Do you love Christmas? A lot of people do. But for some, it can be an unhappy time, reminding them of loneliness, or losses, or an unhappy past. If that describes you, there's no reason to feel ashamed just because the rest of the world is entranced by the magic of the holidays and you don't feel like celebrating. And if you're the sort of Christmas-loving person who dons a Santa hat on the day after Thanksgiving, consider how others might be feeling before you go around humming "It's the most wonderful time of the year."
I got to thinking about this recently when a friend described getting asked the same perplexing question every year: "What is your favorite Christmas memory." His father was an alcoholic and verbally abusive. As you know if you've ever lived with an alcoholic or struggled with the addiction yourself, things get worse, not better, around holiday time with its cocktail parties, cheery toasts, and spiked egg nog. Children of abusive parents, "don't have favorite Christmas memories," my friend explained. "We have vivid Christmas memories, but that's not the same thing."
His comment made me realize the blithe way so many of us holiday-loving types (which includes me most of the time) can be intent on imbuing others with our holiday cheer. But even though we tend to think of those two things as inseparably linked, in fact, the holidays and cheer don't necessarily have to go together. Even Ebeneezer Scrooge, who learned the importance of Christmas from three ghosts during the long night of Charles Dickens' "A Christmas Carol" really learned the more important lesson of how to be a better employer and a kindlier human being all 365 days of the year. Holiday time may seem like the perfect time to make donations and plan parties and give gifts and be nice to other people, but really we should do these things all the time and not just during the holiday season.
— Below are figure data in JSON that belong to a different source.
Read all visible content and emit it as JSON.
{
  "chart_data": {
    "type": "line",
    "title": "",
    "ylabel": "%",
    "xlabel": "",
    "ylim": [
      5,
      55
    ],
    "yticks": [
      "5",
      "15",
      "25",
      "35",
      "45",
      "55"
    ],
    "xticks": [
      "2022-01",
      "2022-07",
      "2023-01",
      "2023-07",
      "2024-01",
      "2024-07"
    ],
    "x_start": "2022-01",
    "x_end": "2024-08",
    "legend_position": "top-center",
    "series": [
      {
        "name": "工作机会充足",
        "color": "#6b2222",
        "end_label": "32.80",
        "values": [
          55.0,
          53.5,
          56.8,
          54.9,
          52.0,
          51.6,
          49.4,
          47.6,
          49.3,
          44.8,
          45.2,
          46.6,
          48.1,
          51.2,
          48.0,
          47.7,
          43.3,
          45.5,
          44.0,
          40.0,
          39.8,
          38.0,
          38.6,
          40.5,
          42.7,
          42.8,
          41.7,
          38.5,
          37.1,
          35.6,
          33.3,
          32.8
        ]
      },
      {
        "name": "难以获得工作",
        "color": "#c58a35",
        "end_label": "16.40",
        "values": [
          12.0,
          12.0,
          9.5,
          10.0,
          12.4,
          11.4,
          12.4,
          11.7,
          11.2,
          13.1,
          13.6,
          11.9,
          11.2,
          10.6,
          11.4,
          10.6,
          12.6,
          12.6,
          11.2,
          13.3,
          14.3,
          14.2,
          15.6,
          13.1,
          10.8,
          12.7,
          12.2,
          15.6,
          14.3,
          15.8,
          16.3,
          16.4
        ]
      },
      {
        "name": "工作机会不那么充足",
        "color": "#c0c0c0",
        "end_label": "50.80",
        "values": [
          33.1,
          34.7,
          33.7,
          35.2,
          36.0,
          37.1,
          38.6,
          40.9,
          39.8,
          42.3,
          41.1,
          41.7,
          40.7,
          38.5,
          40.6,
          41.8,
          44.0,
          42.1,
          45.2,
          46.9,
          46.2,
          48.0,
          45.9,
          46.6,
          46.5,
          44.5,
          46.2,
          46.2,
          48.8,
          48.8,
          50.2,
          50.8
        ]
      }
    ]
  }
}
Meantime, we have to stop assuming that everyone loves Christmas time--or worse, trying to get them to love it, whether they want to or not.
And if you're someone who doesn't like the holidays or if you have bad memories or associations with it, don't ever feel ashamed or embarrassed for not seeing Christmas as a jolly time. You're perfectly entitled to tell your friends and co-workers that--no--you don't "just love this time of year." You're allowed to switch your car radio away from the endless Christmas carols, turn down invitations to parties, make charitable donations in lieu of shopping for holiday presents, or even skip exchanging gifts altogether. None of this makes you a Grinch. It just makes you someone who has the good sense to take care of yourself during what can be a trying time. (Here are some more suggestions for things to do if you hate the holidays.)
To me, the most important thing about the holiday season is that it's an opportunity to connect with each other. We visit relatives we might not have seen in a while (or they visit us). We share meals. We thank our employees for their hard work over the past year. We send notes and cards to people we haven't seen in a while. It's those connections that make us human. And, whether we love the holidays or hate them, it's those connections that count.